The final report of a three year evaluation of the Summary Care Record has found that it has yet to deliver significant benefits.
Researchers from University College London also found few benefits from HealthSpace, the online portal that enables patients to log health information and view their SCR.
Only one in 1,000 patients invited to open an advanced account to access their SCR had done so. Most people using HealthSpace found the functionality limited and perceived few - if any - benefits from it.
Professor Trisha Greenhalgh, lead author of the 234 page report, ‘The Devil’s in the Detail’, said she hoped the government would look carefully at the researchers’ findings before making decisions about the future of the SCR and HealthSpace.
Professor Greenhalgh, who has recently moved to Queen Mary University of London, said: “This research shows that the significant benefits anticipated for these programmes have, by and large, yet to be realised – and that they may be achieved only at high cost and enormous effort.

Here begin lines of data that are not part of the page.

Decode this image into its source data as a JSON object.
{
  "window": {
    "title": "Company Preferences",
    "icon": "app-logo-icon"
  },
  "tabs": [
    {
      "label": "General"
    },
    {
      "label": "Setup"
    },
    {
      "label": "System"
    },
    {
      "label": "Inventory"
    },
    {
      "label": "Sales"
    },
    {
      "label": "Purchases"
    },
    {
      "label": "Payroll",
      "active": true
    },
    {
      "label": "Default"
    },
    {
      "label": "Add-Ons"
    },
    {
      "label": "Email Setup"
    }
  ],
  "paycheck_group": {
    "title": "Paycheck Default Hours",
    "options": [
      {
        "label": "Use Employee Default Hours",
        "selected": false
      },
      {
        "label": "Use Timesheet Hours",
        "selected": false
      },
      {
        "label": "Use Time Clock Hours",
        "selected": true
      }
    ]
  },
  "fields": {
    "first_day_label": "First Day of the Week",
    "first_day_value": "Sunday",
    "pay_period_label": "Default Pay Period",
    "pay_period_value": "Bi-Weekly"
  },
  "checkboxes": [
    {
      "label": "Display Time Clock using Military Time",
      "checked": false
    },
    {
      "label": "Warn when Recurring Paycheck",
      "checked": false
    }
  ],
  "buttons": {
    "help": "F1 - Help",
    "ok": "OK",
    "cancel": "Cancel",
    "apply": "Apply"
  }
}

“When we did find [benefits], they were subtle, hard to articulate and difficult to isolate. It serves to demonstrate the wider dilemma of national databases: that scaling things up doesn’t necessarily make them more efficient or effective.”
The Department of Health said it welcomed the report and would consider its findings. It reiterated the message contained a letter to the BMA from health minister Simon Burns last week, pledging a review of how patients are informed about SCRs and the content of the record.
The three year, one million pound evaluation found a number of ‘wicked problems’ delaying progress with the SCR and HealthSpace.
These include the difficulty of defining a minimal dataset of key data the SCR should include, the task of ensuring that GP data is complete and accurate, the need to gain informed consent from 50m people - many of whom appear to throw information letters away unread - and the technical and operational challenges of uploading data to the SCR.
Where SCRs were in place, the researchers found evidence of improved quality in some consultations and evidence that the SCR was useful for patients unable to communicate or advocate for themselves.
However, they found no direct evidence of safer care and no impact on consultation length or the number of referrals made. The researchers said the impact of the SCR on patient satisfaction was impossible to assess.
On HealthSpace, they found no evidence of improved personalisation of care, no evidence of increased patient empowerment or ability to manage their long term condition, no evidence of improved health literacy and no impact on data quality or reductions in NHS costs.
The researchers said the most striking characteristic of the SCR and HealthSpace programmes was their scale and complexity.
They said successful introduction of the SCR required collaboration between stakeholders from different worlds with different values, priorities and ways of working and that there were still significant barriers to the widespread use and adoption of such records.
However, they also said greatest progress was made when key stakeholders came together to try to understand each other, even when a consensus was not reached.
Dr Laurence Buckman, chairman of the BMA’s GPs Committee, said the BMA did not oppose shared electronic records in principle but that it had long voiced concerns about the way the SCR programme had been implemented.
He added: “It should not have been rolled out ahead of the findings of this evaluation – which uncovers some very serious problems - being published. We are pleased that the programme is now to be reviewed.
"The BMA is very happy to engage with the government to try to find a way forward that has the confidence of both patients and professionals.”